Las suyas son novelas que conocen al dedillo a sus protagonistas -cada uno es como la raíz de un árbol que no podemos ver bajo la tierra-. Desentrañan el espíritu humano y celebran la vida como pocas -y la saben contemplar desde fuera y desde dentro, como la Música-, lamentan el paso del tiempo y lo temen como al lobo feroz -aunque saben de su importancia para que el monte se recupere de las brasas, para que vuelva el verano, para que nazcan bebés nuevos y los amantes se reencuentren-, e invocan todo lo mágico que hay a nuestro alrededor. La Santa Compaña, las mouras, las sirenas, y por qué no, también los guiños cómplices, los rituales de paso, las miradas estremecedoras, las palabras que no tienen que decirse en voz alta. Y claro, las canciones. Las que consiguen que vomitemos traumas, que le hagamos la peineta a los cretinos, que revivamos la adolescencia eléctrica, que los niños se ericen y los viejos se reconcilien. Que las abuelas bailen y los tipos duros se derritan.

Vamos a lo que vamos: Orquesta transcurre durante una sola noche de fiesta en Valdeplata, una aldea gallega inventada -que todo el mundo con aldea identificará con la suya-. En este plano secuencia contado por una magnética narradora, que no es otra que la Música, salen y entran multitud de personajes: desde un divorciado desquiciado y enganchado a las criptomonedas a un conde centenario ligado a una fortuna y a un mundo mágico, un camionero que dejará de esconder la pluma para sacar su vestido de lentejuelas de las campanadas, la abuela tachada de loca y señalada por su romance con un maqui, una política que acaricia la extrema derecha y que fue un icono pop de la movida madrileña, dos señores peleados por los siglos de los siglos por los marcos de las fincas, parejas que vuelven a verse y a encenderse, un feto que nada en la barriga de su madre como un fuego artificial a punto de ser disparado, la muñeca del Valle, niña bonita hoy treintañera, revuelta por sus conflictos internos, o el niño de la Bici Roja, que recogerá las papeletas con los mensajes de todos para una rifa que la orquesta Ardentía leerá cuando la noche se haya quemado y los altavoces dejen de sonar.

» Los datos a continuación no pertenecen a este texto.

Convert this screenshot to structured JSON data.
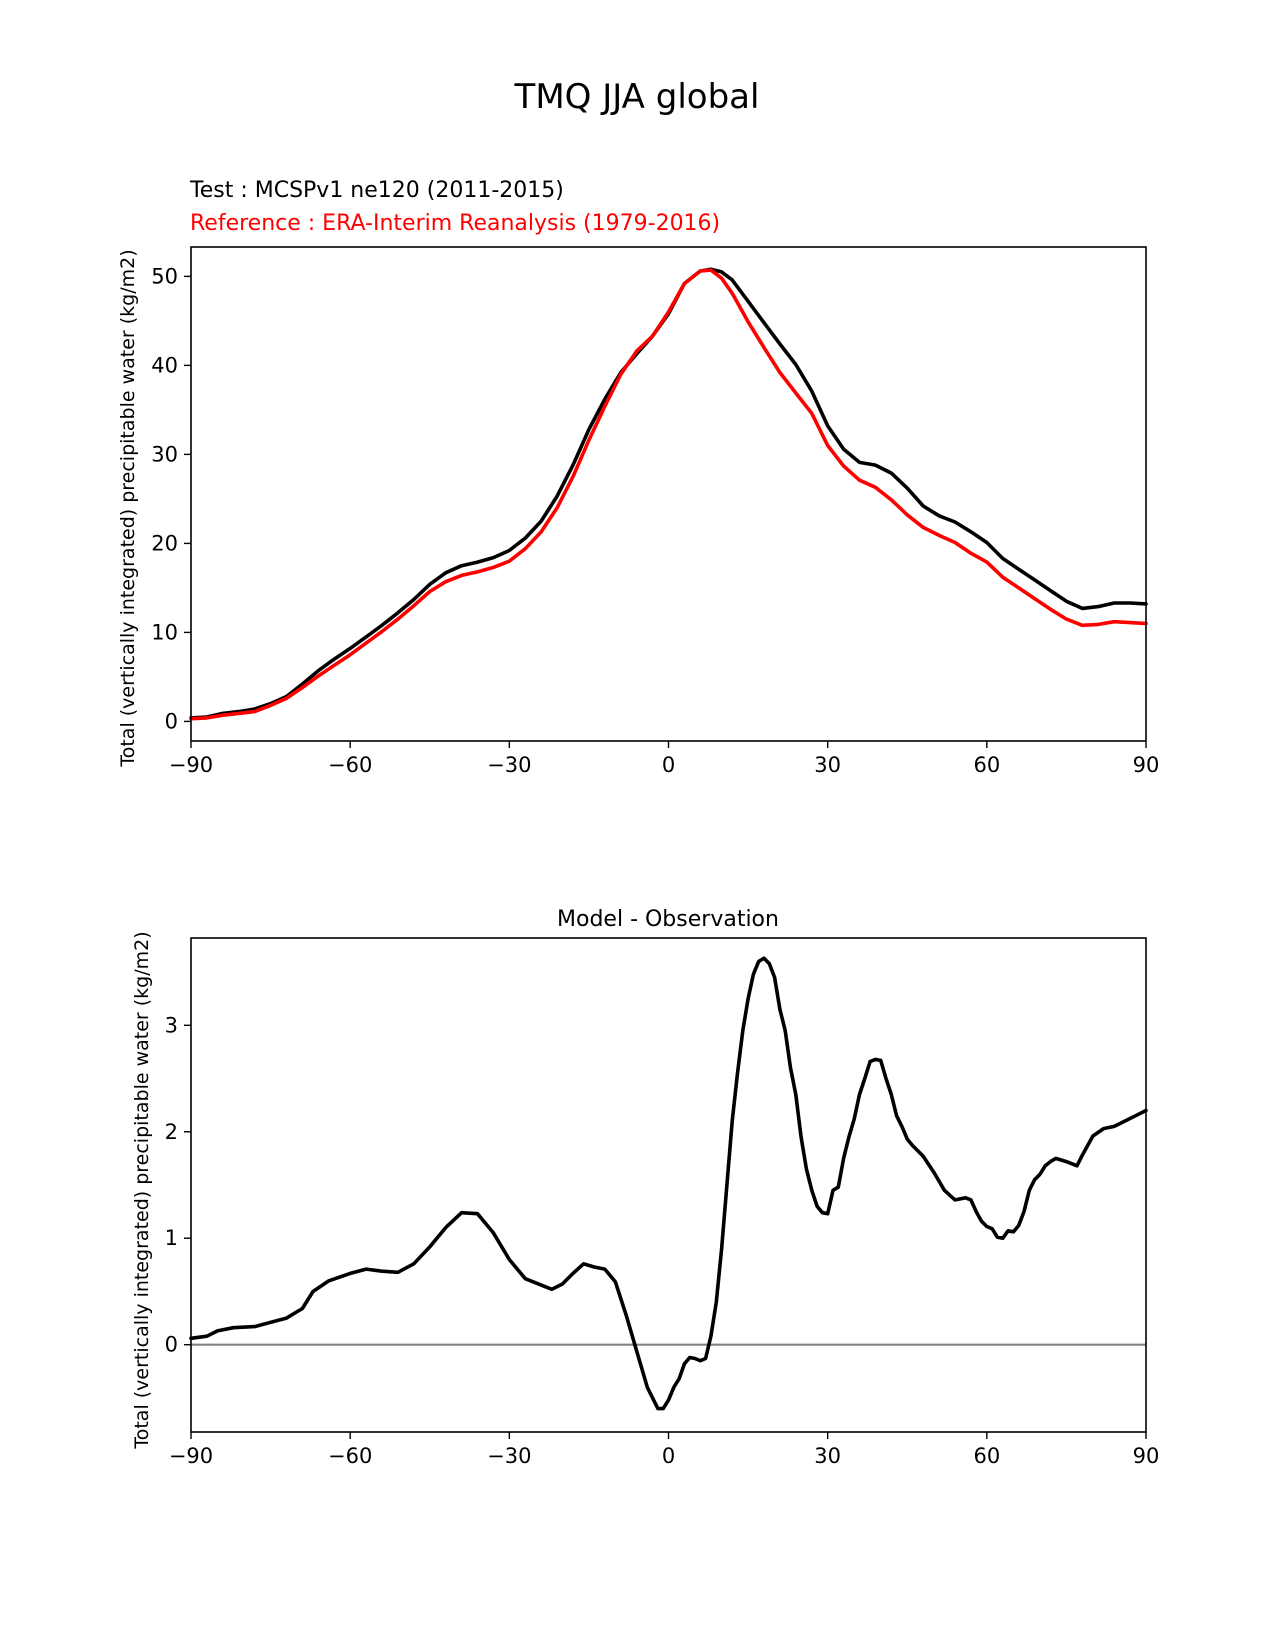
{
  "figure_title": "TMQ JJA global",
  "colors": {
    "test": "#000000",
    "reference": "#ff0000",
    "zero_line": "#808080"
  },
  "chart_data": [
    {
      "type": "line",
      "id": "top",
      "title": "",
      "test_label": "Test : MCSPv1 ne120 (2011-2015)",
      "reference_label": "Reference : ERA-Interim Reanalysis (1979-2016)",
      "xlabel": "",
      "ylabel": "Total (vertically integrated) precipitable water (kg/m2)",
      "xlim": [
        -90,
        90
      ],
      "ylim": [
        -2.2,
        53.3
      ],
      "xticks": [
        -90,
        -60,
        -30,
        0,
        30,
        60,
        90
      ],
      "xtick_labels": [
        "−90",
        "−60",
        "−30",
        "0",
        "30",
        "60",
        "90"
      ],
      "yticks": [
        0,
        10,
        20,
        30,
        40,
        50
      ],
      "ytick_labels": [
        "0",
        "10",
        "20",
        "30",
        "40",
        "50"
      ],
      "series": [
        {
          "name": "test",
          "color": "#000000",
          "x": [
            -90,
            -87,
            -84,
            -81,
            -78,
            -75,
            -72,
            -69,
            -66,
            -63,
            -60,
            -57,
            -54,
            -51,
            -48,
            -45,
            -42,
            -39,
            -36,
            -33,
            -30,
            -27,
            -24,
            -21,
            -18,
            -15,
            -12,
            -9,
            -6,
            -3,
            0,
            3,
            6,
            8,
            10,
            12,
            15,
            18,
            21,
            24,
            27,
            30,
            33,
            36,
            39,
            42,
            45,
            48,
            51,
            54,
            57,
            60,
            63,
            66,
            69,
            72,
            75,
            78,
            81,
            84,
            87,
            90
          ],
          "y": [
            0.4,
            0.5,
            0.9,
            1.1,
            1.4,
            2.0,
            2.8,
            4.2,
            5.7,
            7.0,
            8.2,
            9.5,
            10.8,
            12.2,
            13.7,
            15.4,
            16.7,
            17.5,
            17.9,
            18.4,
            19.2,
            20.6,
            22.5,
            25.3,
            28.8,
            32.8,
            36.2,
            39.2,
            41.3,
            43.3,
            45.8,
            49.2,
            50.6,
            50.8,
            50.5,
            49.6,
            47.2,
            44.8,
            42.4,
            40.1,
            37.1,
            33.2,
            30.6,
            29.1,
            28.8,
            27.9,
            26.2,
            24.2,
            23.1,
            22.4,
            21.3,
            20.1,
            18.3,
            17.1,
            15.9,
            14.7,
            13.5,
            12.7,
            12.9,
            13.3,
            13.3,
            13.2
          ]
        },
        {
          "name": "reference",
          "color": "#ff0000",
          "x": [
            -90,
            -87,
            -84,
            -81,
            -78,
            -75,
            -72,
            -69,
            -66,
            -63,
            -60,
            -57,
            -54,
            -51,
            -48,
            -45,
            -42,
            -39,
            -36,
            -33,
            -30,
            -27,
            -24,
            -21,
            -18,
            -15,
            -12,
            -9,
            -6,
            -3,
            0,
            3,
            6,
            8,
            10,
            12,
            15,
            18,
            21,
            24,
            27,
            30,
            33,
            36,
            39,
            42,
            45,
            48,
            51,
            54,
            57,
            60,
            63,
            66,
            69,
            72,
            75,
            78,
            81,
            84,
            87,
            90
          ],
          "y": [
            0.3,
            0.4,
            0.7,
            0.9,
            1.1,
            1.8,
            2.6,
            3.8,
            5.1,
            6.3,
            7.5,
            8.8,
            10.1,
            11.5,
            13.0,
            14.6,
            15.7,
            16.4,
            16.8,
            17.3,
            18.0,
            19.4,
            21.3,
            24.0,
            27.5,
            31.6,
            35.4,
            39.0,
            41.6,
            43.3,
            46.0,
            49.2,
            50.6,
            50.7,
            49.8,
            48.1,
            44.9,
            42.0,
            39.2,
            36.9,
            34.6,
            31.0,
            28.7,
            27.1,
            26.3,
            24.9,
            23.2,
            21.8,
            20.9,
            20.1,
            18.9,
            17.9,
            16.2,
            15.0,
            13.8,
            12.6,
            11.5,
            10.8,
            10.9,
            11.2,
            11.1,
            11.0
          ]
        }
      ]
    },
    {
      "type": "line",
      "id": "bottom",
      "title": "Model - Observation",
      "xlabel": "",
      "ylabel": "Total (vertically integrated) precipitable water (kg/m2)",
      "xlim": [
        -90,
        90
      ],
      "ylim": [
        -0.82,
        3.82
      ],
      "xticks": [
        -90,
        -60,
        -30,
        0,
        30,
        60,
        90
      ],
      "xtick_labels": [
        "−90",
        "−60",
        "−30",
        "0",
        "30",
        "60",
        "90"
      ],
      "yticks": [
        0,
        1,
        2,
        3
      ],
      "ytick_labels": [
        "0",
        "1",
        "2",
        "3"
      ],
      "zero_line": 0,
      "series": [
        {
          "name": "difference",
          "color": "#000000",
          "x": [
            -90,
            -87,
            -85,
            -82,
            -78,
            -75,
            -72,
            -69,
            -67,
            -64,
            -60,
            -57,
            -54,
            -51,
            -48,
            -45,
            -42,
            -39,
            -36,
            -33,
            -30,
            -27,
            -24,
            -22,
            -20,
            -18,
            -16,
            -14,
            -12,
            -10,
            -8,
            -6,
            -4,
            -2,
            -1,
            0,
            1,
            2,
            3,
            4,
            5,
            6,
            7,
            8,
            9,
            10,
            11,
            12,
            13,
            14,
            15,
            16,
            17,
            18,
            19,
            20,
            21,
            22,
            23,
            24,
            25,
            26,
            27,
            28,
            29,
            30,
            31,
            32,
            33,
            34,
            35,
            36,
            37,
            38,
            39,
            40,
            41,
            42,
            43,
            44,
            45,
            46,
            47,
            48,
            50,
            52,
            54,
            56,
            57,
            58,
            59,
            60,
            61,
            62,
            63,
            64,
            65,
            66,
            67,
            68,
            69,
            70,
            71,
            72,
            73,
            75,
            77,
            78,
            80,
            82,
            84,
            86,
            88,
            90
          ],
          "y": [
            0.06,
            0.08,
            0.13,
            0.16,
            0.17,
            0.21,
            0.25,
            0.34,
            0.5,
            0.6,
            0.67,
            0.71,
            0.69,
            0.68,
            0.76,
            0.92,
            1.1,
            1.24,
            1.23,
            1.05,
            0.8,
            0.62,
            0.56,
            0.52,
            0.57,
            0.67,
            0.76,
            0.73,
            0.71,
            0.59,
            0.28,
            -0.06,
            -0.4,
            -0.6,
            -0.6,
            -0.52,
            -0.4,
            -0.32,
            -0.18,
            -0.12,
            -0.13,
            -0.15,
            -0.13,
            0.08,
            0.4,
            0.9,
            1.5,
            2.1,
            2.55,
            2.95,
            3.25,
            3.48,
            3.6,
            3.63,
            3.58,
            3.45,
            3.15,
            2.95,
            2.6,
            2.35,
            1.95,
            1.65,
            1.45,
            1.3,
            1.24,
            1.23,
            1.45,
            1.48,
            1.75,
            1.95,
            2.12,
            2.35,
            2.5,
            2.66,
            2.68,
            2.67,
            2.5,
            2.35,
            2.15,
            2.05,
            1.93,
            1.87,
            1.82,
            1.77,
            1.62,
            1.45,
            1.36,
            1.38,
            1.36,
            1.25,
            1.16,
            1.11,
            1.09,
            1.01,
            1.0,
            1.07,
            1.06,
            1.12,
            1.25,
            1.45,
            1.55,
            1.6,
            1.68,
            1.72,
            1.75,
            1.72,
            1.68,
            1.78,
            1.96,
            2.03,
            2.05,
            2.1,
            2.15,
            2.2
          ]
        }
      ]
    }
  ]
}
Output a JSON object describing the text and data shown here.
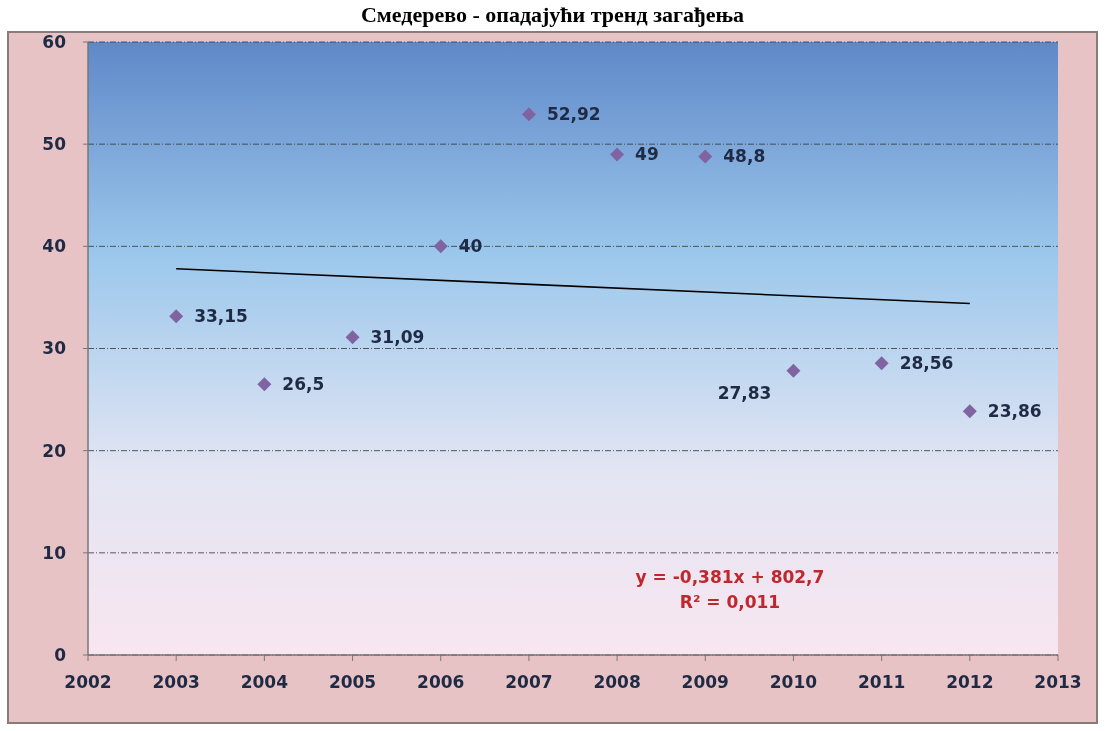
{
  "chart_data": {
    "type": "scatter",
    "title": "Смедерево - опадајући тренд загађења",
    "x": [
      2003,
      2004,
      2005,
      2006,
      2007,
      2008,
      2009,
      2010,
      2011,
      2012
    ],
    "series": [
      {
        "color": "#8064a2",
        "marker": "diamond",
        "values": [
          33.15,
          26.5,
          31.09,
          40,
          52.92,
          49,
          48.8,
          27.83,
          28.56,
          23.86
        ],
        "value_labels": [
          "33,15",
          "26,5",
          "31,09",
          "40",
          "52,92",
          "49",
          "48,8",
          "27,83",
          "28,56",
          "23,86"
        ]
      },
      {
        "type": "line",
        "color": "#000000",
        "marker": "none",
        "x": [
          2003,
          2012
        ],
        "values": [
          37.8,
          34.4
        ]
      }
    ],
    "annotations": [
      "y = -0,381x + 802,7",
      "R² = 0,011"
    ],
    "xlim": [
      2002,
      2013
    ],
    "xticks": [
      2002,
      2003,
      2004,
      2005,
      2006,
      2007,
      2008,
      2009,
      2010,
      2011,
      2012,
      2013
    ],
    "ylim": [
      0,
      60
    ],
    "yticks": [
      0,
      10,
      20,
      30,
      40,
      50,
      60
    ],
    "grid": "y"
  }
}
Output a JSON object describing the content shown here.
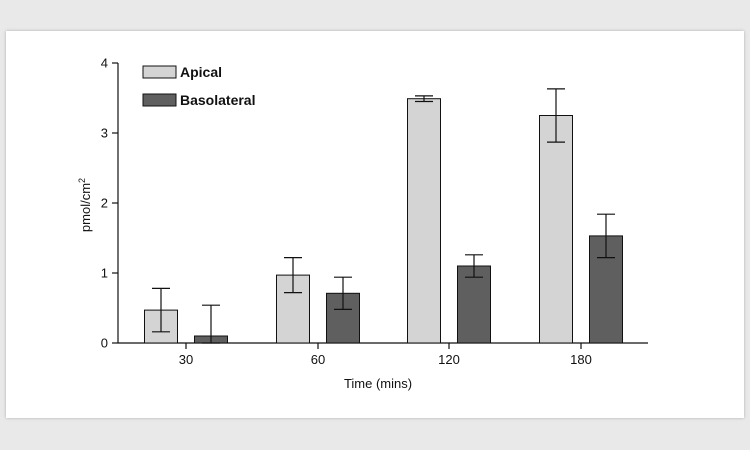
{
  "chart_data": {
    "type": "bar",
    "categories": [
      "30",
      "60",
      "120",
      "180"
    ],
    "series": [
      {
        "name": "Apical",
        "color": "#d4d4d4",
        "values": [
          0.47,
          0.97,
          3.49,
          3.25
        ],
        "errors": [
          0.31,
          0.25,
          0.04,
          0.38
        ]
      },
      {
        "name": "Basolateral",
        "color": "#5f5f5f",
        "values": [
          0.1,
          0.71,
          1.1,
          1.53
        ],
        "errors": [
          0.44,
          0.23,
          0.16,
          0.31
        ]
      }
    ],
    "xlabel": "Time (mins)",
    "ylabel": "pmol/cm",
    "ylabel_superscript": "2",
    "ylim": [
      0,
      4
    ],
    "yticks": [
      "0",
      "1",
      "2",
      "3",
      "4"
    ],
    "grid": false,
    "legend_position": "top-left"
  }
}
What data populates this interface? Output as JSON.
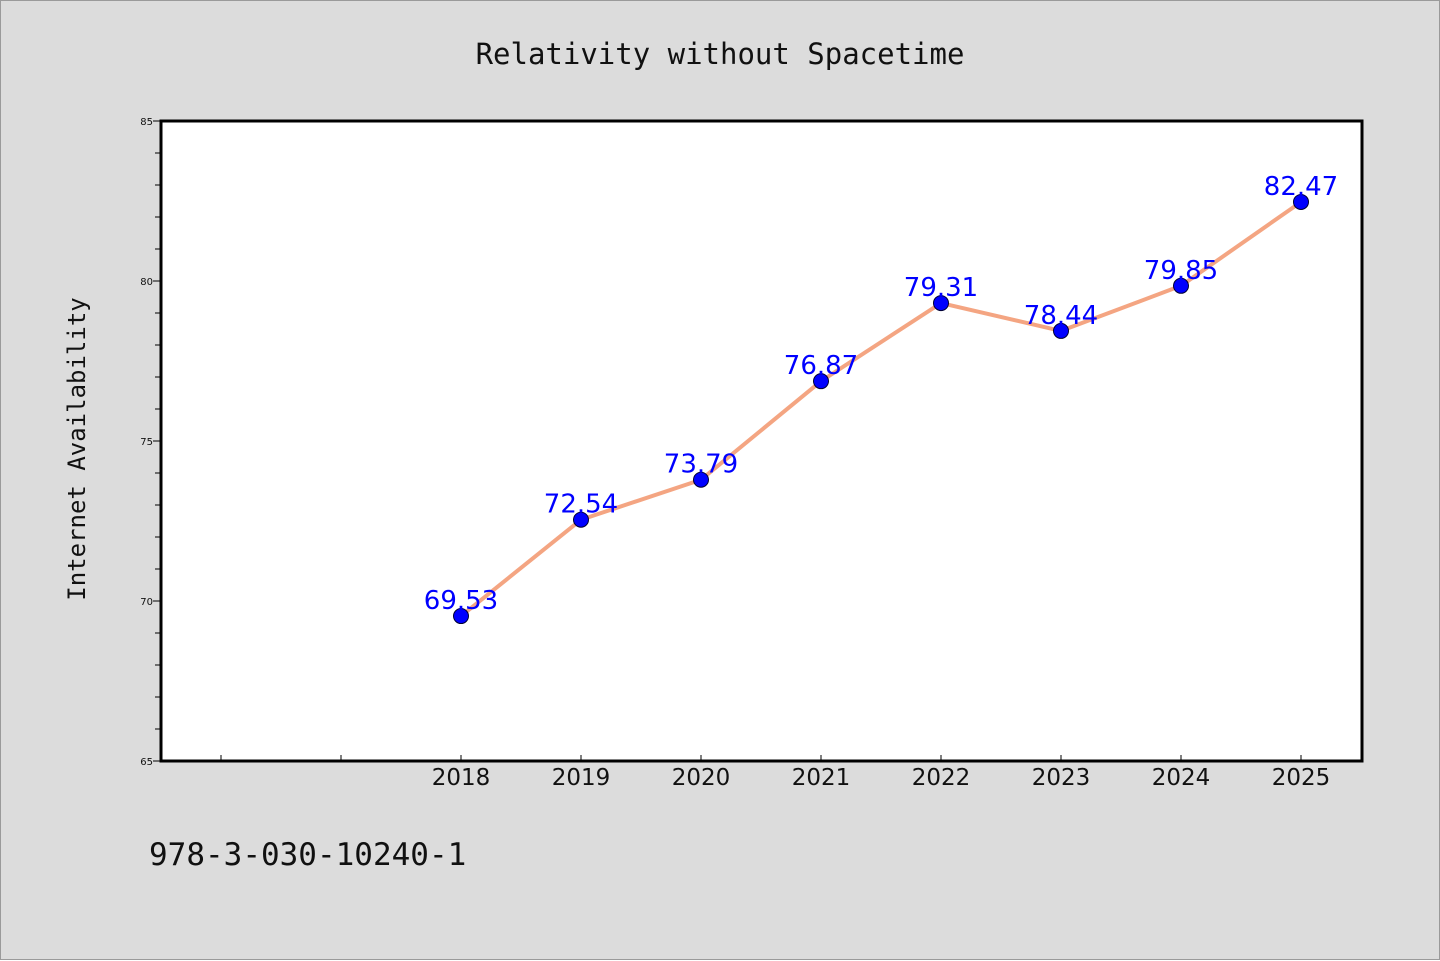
{
  "chart_data": {
    "type": "line",
    "title": "Relativity without Spacetime",
    "xlabel": "",
    "ylabel": "Internet Availability",
    "categories": [
      "2018",
      "2019",
      "2020",
      "2021",
      "2022",
      "2023",
      "2024",
      "2025"
    ],
    "series": [
      {
        "values": [
          69.53,
          72.54,
          73.79,
          76.87,
          79.31,
          78.44,
          79.85,
          82.47
        ]
      }
    ],
    "ylim": [
      65,
      85
    ],
    "yticks": [
      "65",
      "70",
      "75",
      "80",
      "85"
    ],
    "grid": false,
    "legend": "none"
  },
  "footer": {
    "isbn": "978-3-030-10240-1"
  },
  "colors": {
    "background": "#dcdcdc",
    "plot_area": "#ffffff",
    "line": "#f4a582",
    "marker": "#0000ff",
    "data_label": "#0000ff"
  }
}
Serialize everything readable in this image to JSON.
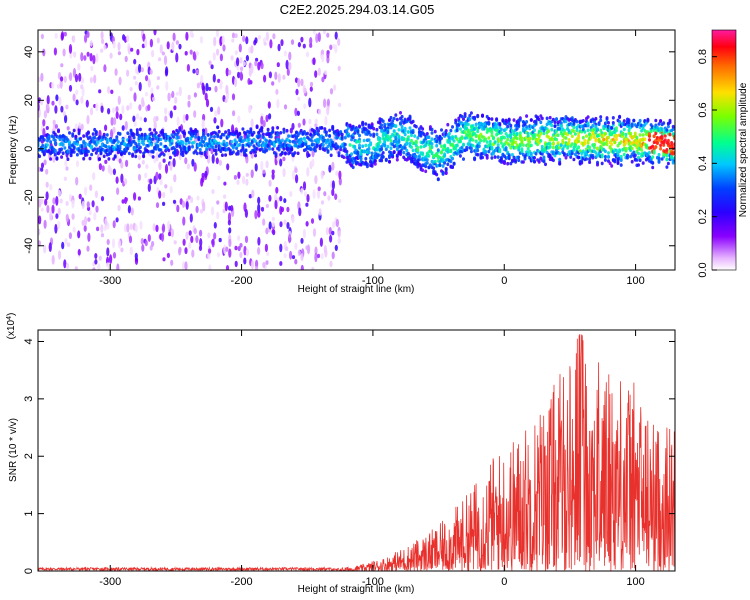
{
  "title": "C2E2.2025.294.03.14.G05",
  "chart_data": [
    {
      "type": "heatmap",
      "xlabel": "Height of straight line (km)",
      "ylabel": "Frequency (Hz)",
      "xlim": [
        -355,
        130
      ],
      "ylim": [
        -50,
        49
      ],
      "x_ticks": [
        "-300",
        "-200",
        "-100",
        "0",
        "100"
      ],
      "y_ticks": [
        "40",
        "20",
        "0",
        "-20",
        "-40"
      ],
      "colorbar": {
        "label": "Normalized spectral amplitude",
        "range": [
          0,
          0.9
        ],
        "ticks": [
          "0.0",
          "0.2",
          "0.4",
          "0.6",
          "0.8"
        ],
        "colormap": "rainbow (white-purple-blue-cyan-green-yellow-red-magenta)"
      },
      "description_points": [
        {
          "height_km": -355,
          "peak_frequency_hz": 2
        },
        {
          "height_km": -300,
          "peak_frequency_hz": 2
        },
        {
          "height_km": -200,
          "peak_frequency_hz": 3
        },
        {
          "height_km": -125,
          "peak_frequency_hz": 3
        },
        {
          "height_km": -100,
          "peak_frequency_hz": 1
        },
        {
          "height_km": -80,
          "peak_frequency_hz": 6
        },
        {
          "height_km": -50,
          "peak_frequency_hz": -3
        },
        {
          "height_km": -30,
          "peak_frequency_hz": 6
        },
        {
          "height_km": 0,
          "peak_frequency_hz": 3
        },
        {
          "height_km": 50,
          "peak_frequency_hz": 4
        },
        {
          "height_km": 100,
          "peak_frequency_hz": 3
        },
        {
          "height_km": 130,
          "peak_frequency_hz": 2
        }
      ],
      "noise_band_until_km": -125
    },
    {
      "type": "line",
      "xlabel": "Height of straight line (km)",
      "ylabel": "SNR (10 * v/v)",
      "multiplier": "(x10⁴)",
      "xlim": [
        -355,
        130
      ],
      "ylim": [
        0,
        4.2
      ],
      "x_ticks": [
        "-300",
        "-200",
        "-100",
        "0",
        "100"
      ],
      "y_ticks": [
        "0",
        "1",
        "2",
        "3",
        "4"
      ],
      "color": "#e8312c",
      "envelope": {
        "x": [
          -355,
          -130,
          -110,
          -90,
          -70,
          -50,
          -30,
          -10,
          10,
          30,
          45,
          58,
          70,
          85,
          100,
          115,
          130
        ],
        "y": [
          0.04,
          0.04,
          0.1,
          0.25,
          0.5,
          0.8,
          1.3,
          2.0,
          2.4,
          3.0,
          3.6,
          4.15,
          3.7,
          3.6,
          3.3,
          2.6,
          2.6
        ]
      }
    }
  ]
}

Pasará de todo, lo insólito, lo predecible y lo imaginado, lo aterrador, lo sobrecogedor y lo asombroso, porque en una noche de verano cabe una vida entera, todas las anteriores, y todas las que vendrán. Vendettas, llamaradas, peleas, confesiones, apariciones fantásticas, disculpas y huidas, murmullos y epifanías, calentones y arrebatos. Amor, sexo y muerte, los grandes temas de la vida, en una polifonía rural que escapa de la romantización y del pesimismo. Que sabe del poder evocador de la verbena para juntarlos a todos.

Orquesta es un libro redondo. Te hace ser consciente de lo especial de estar vivo. Junto a vivos y muertos, junto a espectros y leyendas. Has nacido en un lugar donde hay música, hay cerveza, hay fuego, hay mariposas y hay charanga, hay redenciones y hay cuentos, hay hechizos y hay sorpresas. La clave, como saben de sobra los niños, está en no perder la vista del misterio.